Whatever the explanation for the decreased all cause mortality with fish oil, evidence for improved survival is lacking in the case of the more commonly prescribed class of triglyceride lowering agents, the fibrates,24 although in the most recent trial of gemfibrozil in myocardial infarction a 31% decrease in serum triglycerides was associated with a non-significant decrease in mortality of 11%.25 This result is, however, of limited relevance to the potential benefits of treating patients with hypertriglyceridaemia because the mean triglyceride concentration in the participants was only 1.6 mmol/l. Furthermore the combination of fibrate with statin treatment has the potential to cause myositis, and fibrates, unlike the statins and fish oil, are contraindicated in renal impairment.24 Statins themselves have a triglyceride lowering effect, which, although variable, tends to be related to the degree of LDL reduction achieved.26 Many patients with combined hyperlipidaemia with relatively greater increases in triglycerides than cholesterol thus have persistent hypertriglyceridaemia even after the introduction of statin treatment. The present study shows that Omacor can, under these circumstances and in the doses we used, safely decrease serum triglycerides by a further 20–30% and that it is well tolerated, which has not been our previous experience with whole fish oil in doses required to achieve similar triglyceride lowering. The decision was made in designing this trial not to study patients on a standardised dose of simvastatin, but on the dose to which the patient had been titrated in the clinic. This design has the advantage that the method of arriving at the dose of simvastatin mirrors clinical practice and also that it allows us to conclude that the triglyceride response to Omacor is not influenced by the dose of simvastatin.

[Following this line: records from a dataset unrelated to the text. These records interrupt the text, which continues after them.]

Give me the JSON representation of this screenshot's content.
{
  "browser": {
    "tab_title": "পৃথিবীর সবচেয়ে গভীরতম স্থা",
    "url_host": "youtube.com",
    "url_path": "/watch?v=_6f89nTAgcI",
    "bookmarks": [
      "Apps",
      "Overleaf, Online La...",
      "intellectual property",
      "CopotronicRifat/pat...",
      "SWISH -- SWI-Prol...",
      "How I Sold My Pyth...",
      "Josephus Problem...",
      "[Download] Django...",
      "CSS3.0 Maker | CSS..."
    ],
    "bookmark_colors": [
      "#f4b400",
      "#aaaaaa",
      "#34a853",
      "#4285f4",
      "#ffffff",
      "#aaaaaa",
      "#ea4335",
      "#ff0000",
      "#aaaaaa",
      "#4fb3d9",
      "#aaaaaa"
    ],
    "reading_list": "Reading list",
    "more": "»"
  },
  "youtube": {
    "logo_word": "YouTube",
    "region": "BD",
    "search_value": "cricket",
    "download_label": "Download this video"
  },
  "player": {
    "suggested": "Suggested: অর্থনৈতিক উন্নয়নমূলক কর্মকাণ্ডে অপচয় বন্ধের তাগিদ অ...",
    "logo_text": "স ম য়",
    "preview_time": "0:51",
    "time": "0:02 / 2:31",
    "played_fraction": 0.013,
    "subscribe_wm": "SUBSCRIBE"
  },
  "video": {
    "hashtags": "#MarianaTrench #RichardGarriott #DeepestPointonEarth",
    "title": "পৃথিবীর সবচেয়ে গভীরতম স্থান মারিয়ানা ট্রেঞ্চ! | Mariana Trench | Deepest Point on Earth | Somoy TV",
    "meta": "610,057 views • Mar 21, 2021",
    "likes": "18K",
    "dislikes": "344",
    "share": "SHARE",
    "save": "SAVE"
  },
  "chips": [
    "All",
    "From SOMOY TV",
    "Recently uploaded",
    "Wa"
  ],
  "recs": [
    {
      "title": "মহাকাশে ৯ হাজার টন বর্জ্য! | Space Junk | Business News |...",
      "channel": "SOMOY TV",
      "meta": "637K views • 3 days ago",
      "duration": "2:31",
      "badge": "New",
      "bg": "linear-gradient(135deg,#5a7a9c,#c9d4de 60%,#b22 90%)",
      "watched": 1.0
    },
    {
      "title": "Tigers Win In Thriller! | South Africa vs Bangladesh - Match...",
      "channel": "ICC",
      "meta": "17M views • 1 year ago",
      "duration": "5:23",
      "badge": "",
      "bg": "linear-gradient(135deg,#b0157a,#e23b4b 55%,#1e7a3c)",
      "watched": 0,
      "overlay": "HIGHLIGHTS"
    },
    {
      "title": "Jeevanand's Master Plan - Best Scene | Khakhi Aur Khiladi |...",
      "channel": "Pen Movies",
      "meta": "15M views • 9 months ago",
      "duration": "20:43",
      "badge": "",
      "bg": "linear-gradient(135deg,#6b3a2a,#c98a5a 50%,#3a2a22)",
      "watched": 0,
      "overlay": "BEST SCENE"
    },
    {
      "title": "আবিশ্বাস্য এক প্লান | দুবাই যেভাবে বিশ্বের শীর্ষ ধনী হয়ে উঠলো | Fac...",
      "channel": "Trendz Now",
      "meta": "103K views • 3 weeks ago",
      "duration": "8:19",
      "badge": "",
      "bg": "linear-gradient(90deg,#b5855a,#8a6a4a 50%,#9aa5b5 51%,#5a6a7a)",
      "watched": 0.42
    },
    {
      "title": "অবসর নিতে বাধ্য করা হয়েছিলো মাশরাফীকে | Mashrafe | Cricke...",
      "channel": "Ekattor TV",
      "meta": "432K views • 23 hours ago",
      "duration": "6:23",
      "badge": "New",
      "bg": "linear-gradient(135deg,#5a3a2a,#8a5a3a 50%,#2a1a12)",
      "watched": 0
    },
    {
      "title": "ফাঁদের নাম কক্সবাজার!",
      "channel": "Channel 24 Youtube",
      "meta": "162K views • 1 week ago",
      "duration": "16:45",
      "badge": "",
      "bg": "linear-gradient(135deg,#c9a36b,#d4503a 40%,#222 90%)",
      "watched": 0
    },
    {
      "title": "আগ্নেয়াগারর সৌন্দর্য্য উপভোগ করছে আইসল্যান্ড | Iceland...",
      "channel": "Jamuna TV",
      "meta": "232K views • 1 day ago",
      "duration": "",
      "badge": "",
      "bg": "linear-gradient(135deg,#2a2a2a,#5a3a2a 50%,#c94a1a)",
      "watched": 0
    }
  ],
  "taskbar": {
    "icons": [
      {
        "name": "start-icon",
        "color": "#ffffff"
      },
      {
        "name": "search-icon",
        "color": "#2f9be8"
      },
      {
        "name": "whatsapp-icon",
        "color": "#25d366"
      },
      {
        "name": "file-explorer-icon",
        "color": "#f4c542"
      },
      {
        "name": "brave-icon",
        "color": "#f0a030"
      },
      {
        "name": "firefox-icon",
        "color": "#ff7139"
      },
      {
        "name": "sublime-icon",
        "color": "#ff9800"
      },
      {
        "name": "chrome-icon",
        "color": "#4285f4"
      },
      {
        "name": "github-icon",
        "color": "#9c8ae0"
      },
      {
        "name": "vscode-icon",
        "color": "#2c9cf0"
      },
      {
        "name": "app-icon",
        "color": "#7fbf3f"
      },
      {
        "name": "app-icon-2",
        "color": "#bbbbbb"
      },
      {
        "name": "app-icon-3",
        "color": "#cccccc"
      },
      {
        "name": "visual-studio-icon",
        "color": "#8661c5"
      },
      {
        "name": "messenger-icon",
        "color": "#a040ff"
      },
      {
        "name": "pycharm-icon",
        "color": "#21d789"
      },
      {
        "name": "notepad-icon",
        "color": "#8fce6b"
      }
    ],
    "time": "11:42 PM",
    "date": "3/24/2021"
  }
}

Given the strength of the evidence for the benefit of statin treatment in myocardial infarction survivors,1-3 it is probably unethical to consider further trials of statin versus placebo in patients with established CHD. However, the present trial shows that, with minimal safety monitoring, it would be possible to conduct a trial in patients already receiving statin treatment to establish whether omega-3 PUFA in the form of Omacor in the doses used in this study will confer additional benefit over the lower doses used in GISSI.